I'm wondering what was the reason for the -EINVAL.

> # flash_lock -l /dev/mtd1 0 2
> # cat
> /sys/devices/platform/soc/20c0000.spi/spi_master/spi0/spi0.0/status_reg
> a4
> 
> which is wrong, isn't it?
> 
Looks so. You should have obtained, 0xa8, right? Will recheck tomorrow 
morning.

Thanks for testing this! I don't have a 32Mbit flash ...

Cheers,
ta
> 
> > - "BP0:2 now" is the result of the operation "flash_lock /dev/mtd 0 1"
> > using
> > this patch
> > 
> > So before this patch, the lock operation was bad, because it locked 2
> > blocks
> > instead of one.
> > 
> >> >> >                2 | 110b         | 010b      |
> > 
> > - lock 2 erase blocks starting from offset 0. Results before this
> > patch, and
> > after this patch. Continue the logic on the following lines.
> > 
> > oops there's a typo in column 2, sorry. The value in column 2 should
> > have been
> > 011b.
> > 
> > So before this patch, when one requested to lock 2 block starting from
> > offset
> > 0, we would obtain 4 blocks locked, and he should have obtained just 2.
> > 
> > The scope of this patch is to first fix the locking ops, so that we can
> > introduce a more generic formula that gives the same results as before
> > introducing it.
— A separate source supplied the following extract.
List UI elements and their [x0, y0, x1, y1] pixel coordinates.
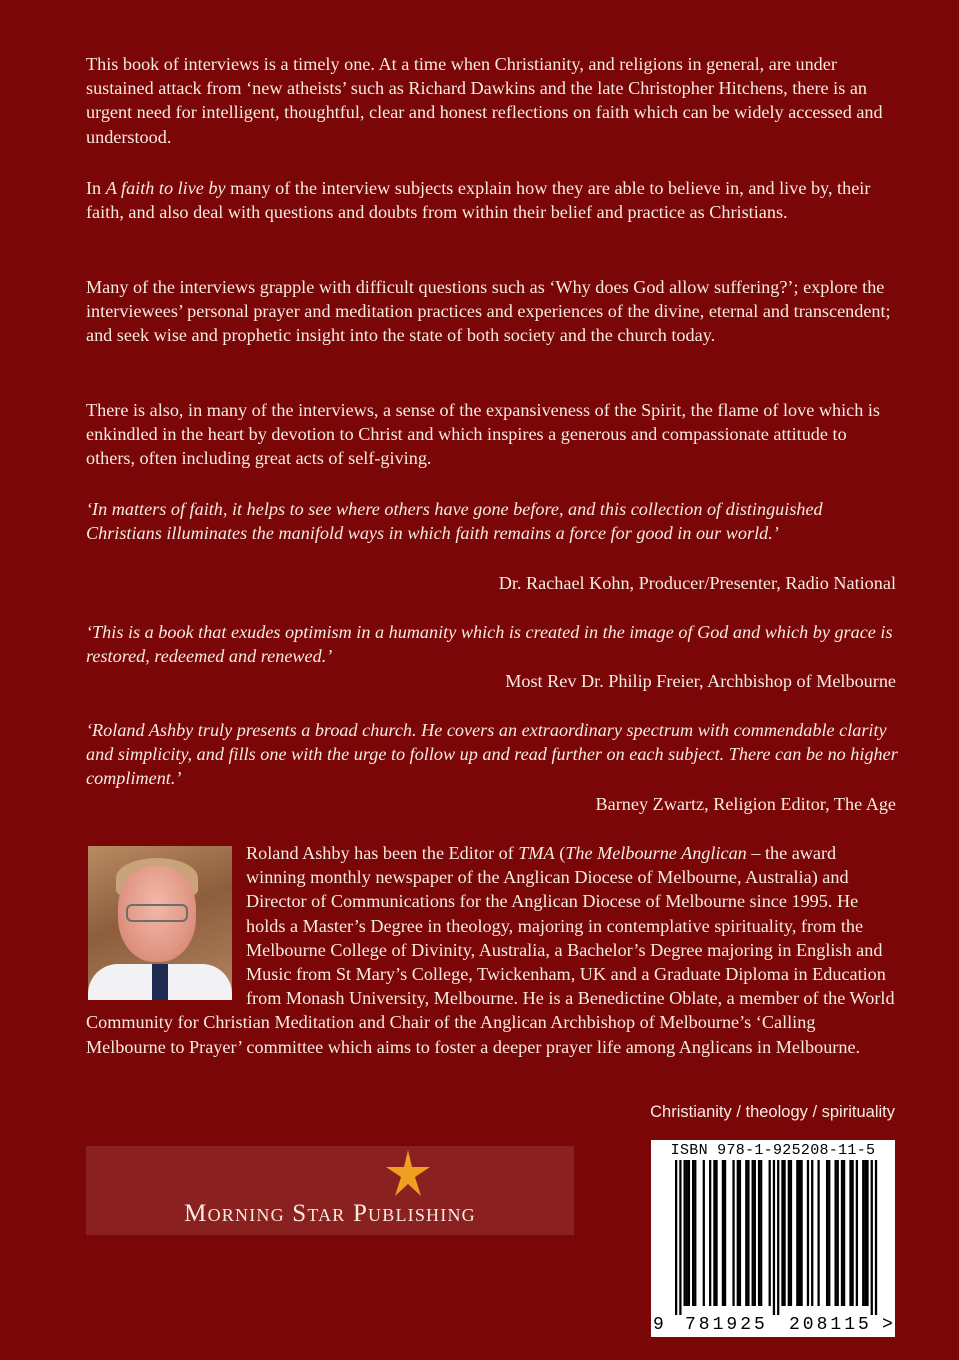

Without this patch, the new formula will silently fix
> > the bug
> > that is described here.
> > 
> >> >> >                3 | 110b         | 010b      |
> >               
> >               ^ typo s/110b/011b
> > 
> > rest of the examples are good.
> > 
> > Cheers,
> > ta
> > 
> >> >> >                4 | 100b         | 011b      |
> >> >> >                5 | 100b         | 011b      |
> >> >> >                6 | 100b         | 011b      |
> >> >> >                7 | 100b         | 011b      |
> >> >> >                8 | 101b         | 100b      |
> >> >> >                9 | 101b         | 100b      |
> >> >> >              
> >> >> >              ... | ...          | ...       |
> >> >> > 
> >> >> > For the lock operation, if one requests to lock an area that is not
> >> >> > matching the upper boundary of a BP protected area, we round down
> >> >> > the total length and lock less than the user requested, in order to
> >> >> > not lock more than the user actually requested.